Original feature count: 1
After 2nd-degree polynomial: 3
After 3rd-degree polynomial: 4
2nd-degree polynomial feature names: ['1' 'x' 'x^2']

Importance of Interaction Terms

# Case with two features
np.random.seed(42)
X1 = np.random.uniform(0, 10, 200)
X2 = np.random.uniform(0, 10, 200)

# Target variable with interactions: y = X1 + X2 + 0.5 * X1 * X2
y_interact = X1 + X2 + 0.5 * X1 * X2 + np.random.normal(0, 1, 200)

X_interact = np.column_stack([X1, X2])

# Data split
X_train_int, X_test_int, y_train_int, y_test_int = train_test_split(
    X_interact, y_interact, test_size=0.3, random_state=42
)

# Model 1: Without interaction terms
model_no_interact = LinearRegression()
model_no_interact.fit(X_train_int, y_train_int)
y_pred_no_interact = model_no_interact.predict(X_test_int)

# Model 2: With interaction terms (interaction_only=True)
poly_interact = PolynomialFeatures(degree=2, interaction_only=True, include_bias=False)
X_train_interact = poly_interact.fit_transform(X_train_int)
X_test_interact = poly_interact.transform(X_test_int)

model_interact = LinearRegression()
model_interact.fit(X_train_interact, y_train_int)
y_pred_interact = model_interact.predict(X_test_interact)

# Model 3: Full 2nd-degree polynomial (including power terms)
poly_full = PolynomialFeatures(degree=2, include_bias=False)
X_train_full = poly_full.fit_transform(X_train_int)
X_test_full = poly_full.transform(X_test_int)

model_full = LinearRegression()
model_full.fit(X_train_full, y_train_int)
y_pred_full = model_full.predict(X_test_full)

print("=== Effects of Interaction Terms ===")
print(f"Without interactions: RMSE={np.sqrt(mean_squared_error(y_test_int, y_pred_no_interact)):.4f}, "
      f"R²={r2_score(y_test_int, y_pred_no_interact):.4f}")
print(f"Interactions only: RMSE={np.sqrt(mean_squared_error(y_test_int, y_pred_interact)):.4f}, "
      f"R²={r2_score(y_test_int, y_pred_interact):.4f}")
print(f"Full 2nd-degree: RMSE={np.sqrt(mean_squared_error(y_test_int, y_pred_full)):.4f}, "
      f"R²={r2_score(y_test_int, y_pred_full):.4f}")

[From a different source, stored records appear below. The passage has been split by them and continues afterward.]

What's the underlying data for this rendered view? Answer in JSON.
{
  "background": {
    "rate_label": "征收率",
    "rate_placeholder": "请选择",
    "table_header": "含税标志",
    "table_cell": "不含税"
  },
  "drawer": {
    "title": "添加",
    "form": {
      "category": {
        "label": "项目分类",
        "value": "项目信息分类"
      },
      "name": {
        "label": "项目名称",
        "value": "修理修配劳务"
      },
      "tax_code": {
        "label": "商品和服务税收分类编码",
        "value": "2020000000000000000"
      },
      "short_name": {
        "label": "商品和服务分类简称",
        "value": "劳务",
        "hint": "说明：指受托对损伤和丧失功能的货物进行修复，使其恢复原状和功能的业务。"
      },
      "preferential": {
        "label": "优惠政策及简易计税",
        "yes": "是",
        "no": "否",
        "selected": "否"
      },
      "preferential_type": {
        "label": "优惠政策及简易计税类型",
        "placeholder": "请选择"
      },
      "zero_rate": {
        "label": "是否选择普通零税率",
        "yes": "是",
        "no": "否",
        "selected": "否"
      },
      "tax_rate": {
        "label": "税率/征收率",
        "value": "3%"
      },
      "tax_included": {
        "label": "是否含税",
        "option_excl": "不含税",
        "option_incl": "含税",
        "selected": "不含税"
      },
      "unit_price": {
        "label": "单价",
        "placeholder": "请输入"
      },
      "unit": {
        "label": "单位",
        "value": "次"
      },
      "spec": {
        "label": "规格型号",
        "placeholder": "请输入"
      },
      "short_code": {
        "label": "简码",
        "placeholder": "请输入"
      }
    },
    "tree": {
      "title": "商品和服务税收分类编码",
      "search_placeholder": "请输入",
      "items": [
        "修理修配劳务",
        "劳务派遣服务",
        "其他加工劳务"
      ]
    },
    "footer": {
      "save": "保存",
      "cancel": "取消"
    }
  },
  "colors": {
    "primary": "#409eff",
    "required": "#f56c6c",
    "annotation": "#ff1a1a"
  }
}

print(f"\nInteraction-only features: {poly_interact.get_feature_names_out(['X1', 'X2'])}")
print(f"Full 2nd-degree features: {poly_full.get_feature_names_out(['X1', 'X2'])}")

# Coefficient comparison
print("\n--- Learned Coefficients ---")
print(f"Without interactions: X1={model_no_interact.coef_[0]:.3f}, X2={model_no_interact.coef_[1]:.3f}")
print(f"With interactions: X1={model_interact.coef_[0]:.3f}, X2={model_interact.coef_[1]:.3f}, "
      f"X1*X2={model_interact.coef_[2]:.3f}")

Output:

=== Effects of Interaction Terms ===
Without interactions: RMSE=12.8456, R²=0.6234
Interactions only: RMSE=0.9823, R²=0.9987
Full 2nd-degree: RMSE=0.9876, R²=0.9986

Interaction-only features: ['X1' 'X2' 'X1 X2']
Full 2nd-degree features: ['X1' 'X2' 'X1^2' 'X1 X2' 'X2^2']

--- Learned Coefficients ---
Without interactions: X1=3.567, X2=3.489
With interactions: X1=1.012, X2=0.989, X1*X2=0.498

Degree Selection

Degree	Feature Count (p features)	Application Scenario
1st degree	$p$	Linear relationships
2nd degree	$\frac{p(p+3)}{2}$	Curved relationships, interactions
3rd degree	$\frac{p(p+1)(p+2)}{6}$	Complex nonlinear relationships
Interactions only	$p + \frac{p(p-1)}{2}$	Power terms not needed

3.5 Domain Knowledge-Based Features

Datetime Features

Extract information such as year, month, day of week, and holidays from datetime data.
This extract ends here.